The ACA fixed preexisting conditions (which if you know someone who has been sick in the past, is a BIG deal), addressed the lack of Medicaid eligibility (in states that didn’t reject Medicaid expansion at least), it fixed about 900 different things actually and that is part of the problem. The ACA is a really long and complex law, and 99% of the provisions are working and no one even talks about them. The ACA did a lot, but the one thing it didn’t do was tell insurers what they could charge, because America operates on (regulated) free-market principles.
But now we get to THE sticking point, what you don’t like about ObamaCare is “the amount of money private insurers are charging you” and “the fact that you can only buy insurance during open enrollment, meaning you have to keep it all year (which protects the insurers and tax payers from people cheating the system, by the way)”. You also don’t like that, at this price, you are asked to buy insurance or pay a fee, and that IS on ObamaCare. But at the end of the day, its not access to healthcare for your family, it is out-of-pocket and premium costs which now create an extra barrier to care. That is not OK.
We know Medicaid expansion and subsidies solve the sticking point for tens of millions, making their costs truly affordable, but for some of the middle class in that right tax bracket with other costs like child care, student loans, and mortgages, the ACA didn’t go far enough. The truth is, “fixing” healthcare, one of America’s biggest industries and one of America’s biggest annual debts, is going to take a village.
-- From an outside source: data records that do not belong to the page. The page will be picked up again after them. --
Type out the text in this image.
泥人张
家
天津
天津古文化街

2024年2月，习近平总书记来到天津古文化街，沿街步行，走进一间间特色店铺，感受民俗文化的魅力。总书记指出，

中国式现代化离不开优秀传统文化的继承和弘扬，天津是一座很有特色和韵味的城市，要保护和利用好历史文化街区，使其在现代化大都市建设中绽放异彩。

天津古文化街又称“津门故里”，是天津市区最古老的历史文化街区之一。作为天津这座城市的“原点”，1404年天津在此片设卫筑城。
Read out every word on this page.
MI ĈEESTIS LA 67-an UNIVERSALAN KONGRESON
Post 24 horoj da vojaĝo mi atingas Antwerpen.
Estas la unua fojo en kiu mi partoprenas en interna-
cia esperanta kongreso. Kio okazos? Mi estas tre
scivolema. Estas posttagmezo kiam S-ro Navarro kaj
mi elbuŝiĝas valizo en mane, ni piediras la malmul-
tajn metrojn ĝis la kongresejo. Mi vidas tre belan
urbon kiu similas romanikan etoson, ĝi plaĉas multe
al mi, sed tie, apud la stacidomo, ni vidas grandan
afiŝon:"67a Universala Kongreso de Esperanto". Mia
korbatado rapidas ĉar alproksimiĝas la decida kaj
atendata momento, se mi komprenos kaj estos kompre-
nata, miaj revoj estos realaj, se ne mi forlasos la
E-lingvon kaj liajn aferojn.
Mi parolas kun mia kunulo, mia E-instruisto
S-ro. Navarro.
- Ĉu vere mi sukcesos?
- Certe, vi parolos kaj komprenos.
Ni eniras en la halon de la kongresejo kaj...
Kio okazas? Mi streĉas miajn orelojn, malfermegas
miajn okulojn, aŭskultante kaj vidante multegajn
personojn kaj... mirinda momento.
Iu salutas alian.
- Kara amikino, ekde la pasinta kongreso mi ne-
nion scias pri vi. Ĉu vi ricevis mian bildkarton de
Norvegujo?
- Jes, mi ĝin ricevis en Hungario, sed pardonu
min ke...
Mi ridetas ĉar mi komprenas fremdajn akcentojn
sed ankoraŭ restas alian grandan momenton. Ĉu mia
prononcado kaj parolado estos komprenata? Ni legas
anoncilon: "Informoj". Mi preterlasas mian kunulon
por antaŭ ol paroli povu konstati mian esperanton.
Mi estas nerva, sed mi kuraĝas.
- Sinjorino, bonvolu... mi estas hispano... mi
The ACA fixed a lot of longterm spending issues, but there is more work to be done economically in regards to healthcare, both as a country and as individuals.
If you think the way to solve the new cost crisis is a repeal of access to healthcare and patient rights, vote Republican, if you want to see real change, give the Democrats the support they need. If there is one thing that is for sure, either Hillary or Bernie will be addressing premiums and out-of-pocket costs with fixes, this is the primary planck of the Democratic party in regards to healthcare: fix the ACA and make Obama’s namesake something all Americans can be proud of on every level. The Republicans will address our issues by dismantling assistance programs and related rights, times aren’t easy, and the middle class is struggling, but we can’t fix new problems by going backwards, we fix new problems by going forward. By making progress i.e. being progressive. That doesn’t mean helping our poorest at the expense of the middle class, that means helping all Americans, of all classes, at the expense only of those who stand in the way of America and progress.
My question to you reader: How do you explain to someone struggling with the costs of the ACA that it is worth sticking it out and supporting further reform? How do you show that Democrats don’t just care about the rich and poor, but also about the middle class and small business? Or, if you support Republican solutions, why is that the best solution for those with low incomes or who were sick in the past, and our longterm spending issues with healthcare?